Not sure what you mean with efficiently - a language either can or cannot be parsed as LL(1) because it's in that language class or not. But in any case, it's still very straightforward to make LL decisions with a longer lookahead in hand-written code, and the decision code is often more efficient than what a generator would create.
The way I write parsers nowadays is to write a pseudo-code description of the grammar, then treat that pseudo-code as data that must be transformed into a valid parser.
The end result is a fast, memory-safe parser in C or C++, and a whole lot of ugly python code :)
I used to entirely use hand-written recursive-descent parsers, until I discovered packrat style parsers. They are crazy fast and so easy to write. Also, the parser generator I use (esrap) lets you fall-back on recursive decent for parsing rules.
Do you have a link/citation for that? I always thought they were asymptotically linear due to the memoization, so comparable to LL, LALR etc, but in practice much slower due to the overhead compared to those more traditional approaches.
That's interesting -- do you have examples somewhere?
Are you saying you write an parser-specific parser generator in Python for every problem, with the goal of producing readable C or C++? (As opposed to the sometimes unreadable output of parser generators.)
I think it'd actually be better to use a hand-written recursive-descent parser. With RD the state is implicitly in the position of the code and the stack, so there's no need to explicitly manage it. AFAIK the SQL grammar isn't unusually difficult to parse.
I've used Flex/Bison before, and it makes it easy to get started, but with more complex parsers, threading the state around quickly gets irritatingly annoying and I could see how bugs could arise from it.
It's basically advocating the ML subset of OCaml, Haskell, and now Rust. Those languages all feature algebraic data types and pattern matching, which were pioneered in ML. Rust is basically a cross between ML and C++, with C-ish syntax.
(None of C, C++, Java, JavaScript, Python, etc. have those features, and thus they are all suboptimal for writing parsers.)
A good clue is the name -- ML stands for "meta-language". It's literally a language for describing languages.
ADTs and pattern matching are basically two sides to the same coin -- data vs code. ADTs are how you describe variants in the data. Specifically, "sum types" are essentially type-safe tagged unions (if you are a C person).
And pattern matching is how you describe variants in the code.
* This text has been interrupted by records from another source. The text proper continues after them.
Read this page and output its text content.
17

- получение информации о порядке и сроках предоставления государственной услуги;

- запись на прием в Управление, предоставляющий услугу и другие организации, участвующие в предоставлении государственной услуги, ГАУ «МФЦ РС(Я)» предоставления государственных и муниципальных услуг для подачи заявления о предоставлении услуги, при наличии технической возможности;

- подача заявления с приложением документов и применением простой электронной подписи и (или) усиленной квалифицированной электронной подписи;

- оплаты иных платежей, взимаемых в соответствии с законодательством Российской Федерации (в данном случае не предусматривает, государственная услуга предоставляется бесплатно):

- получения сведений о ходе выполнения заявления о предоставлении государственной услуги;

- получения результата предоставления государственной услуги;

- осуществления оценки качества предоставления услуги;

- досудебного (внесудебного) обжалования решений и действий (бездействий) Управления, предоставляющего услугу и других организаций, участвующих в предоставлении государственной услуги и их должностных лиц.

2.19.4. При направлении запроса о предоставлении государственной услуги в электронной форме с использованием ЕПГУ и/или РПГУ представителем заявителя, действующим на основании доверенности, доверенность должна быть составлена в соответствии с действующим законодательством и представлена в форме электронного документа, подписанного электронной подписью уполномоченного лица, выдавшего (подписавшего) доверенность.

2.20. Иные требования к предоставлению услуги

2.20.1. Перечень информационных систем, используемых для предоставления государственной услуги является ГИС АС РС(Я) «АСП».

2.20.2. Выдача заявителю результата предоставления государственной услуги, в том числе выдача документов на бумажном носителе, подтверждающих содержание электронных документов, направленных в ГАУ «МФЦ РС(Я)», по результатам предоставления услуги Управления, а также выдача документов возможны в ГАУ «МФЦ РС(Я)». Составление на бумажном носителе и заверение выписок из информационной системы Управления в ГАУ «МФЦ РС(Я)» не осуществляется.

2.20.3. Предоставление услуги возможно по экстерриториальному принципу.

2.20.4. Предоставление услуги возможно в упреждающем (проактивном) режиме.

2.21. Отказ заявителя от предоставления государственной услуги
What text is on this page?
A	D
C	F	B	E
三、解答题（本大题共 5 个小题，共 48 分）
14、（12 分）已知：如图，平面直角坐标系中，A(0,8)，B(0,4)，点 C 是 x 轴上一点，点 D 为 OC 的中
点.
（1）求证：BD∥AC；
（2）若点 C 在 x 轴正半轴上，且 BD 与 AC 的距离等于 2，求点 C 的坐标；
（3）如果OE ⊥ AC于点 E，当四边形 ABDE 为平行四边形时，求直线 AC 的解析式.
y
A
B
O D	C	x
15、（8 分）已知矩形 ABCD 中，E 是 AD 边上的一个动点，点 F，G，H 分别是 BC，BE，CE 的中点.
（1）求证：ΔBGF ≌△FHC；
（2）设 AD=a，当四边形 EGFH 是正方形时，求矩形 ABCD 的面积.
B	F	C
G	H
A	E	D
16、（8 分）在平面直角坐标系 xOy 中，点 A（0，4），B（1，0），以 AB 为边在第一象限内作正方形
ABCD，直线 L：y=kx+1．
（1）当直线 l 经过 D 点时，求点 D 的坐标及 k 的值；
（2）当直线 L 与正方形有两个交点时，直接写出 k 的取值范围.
The compiler checks that you have considered all cases.
This helps you tame code with nested conditionals. Nested conditionals give rise to the state space and code path explosion that I mentioned.
Put me in the "most boring interests ever" category, but I'd be interested in a discussion of the actuarial modeling DSL mentioned in link if said write up exists.
I imagine actuaries are about the most technical "nontechnical" users there are so a DSL seems a particularly good fit.
I'm not a static typing person (I like Python, bash, and C), but I have resolved to write all future parsers in OCaml or a similar language.
For other types of code, if you don't have a code path explosion, you can do OK in C. For example, numerical simulation code.
Unfortunately async code in C like Nginx tends to also produce this code path explosion. And kernel code is also littered with state machines.
Another interesting thing is that SQLite's parser is generated with Lemon. It's not even a hand-written parser in C (like Lua), which would be much worse. I guess all the crashes were in the semantic actions of the parser?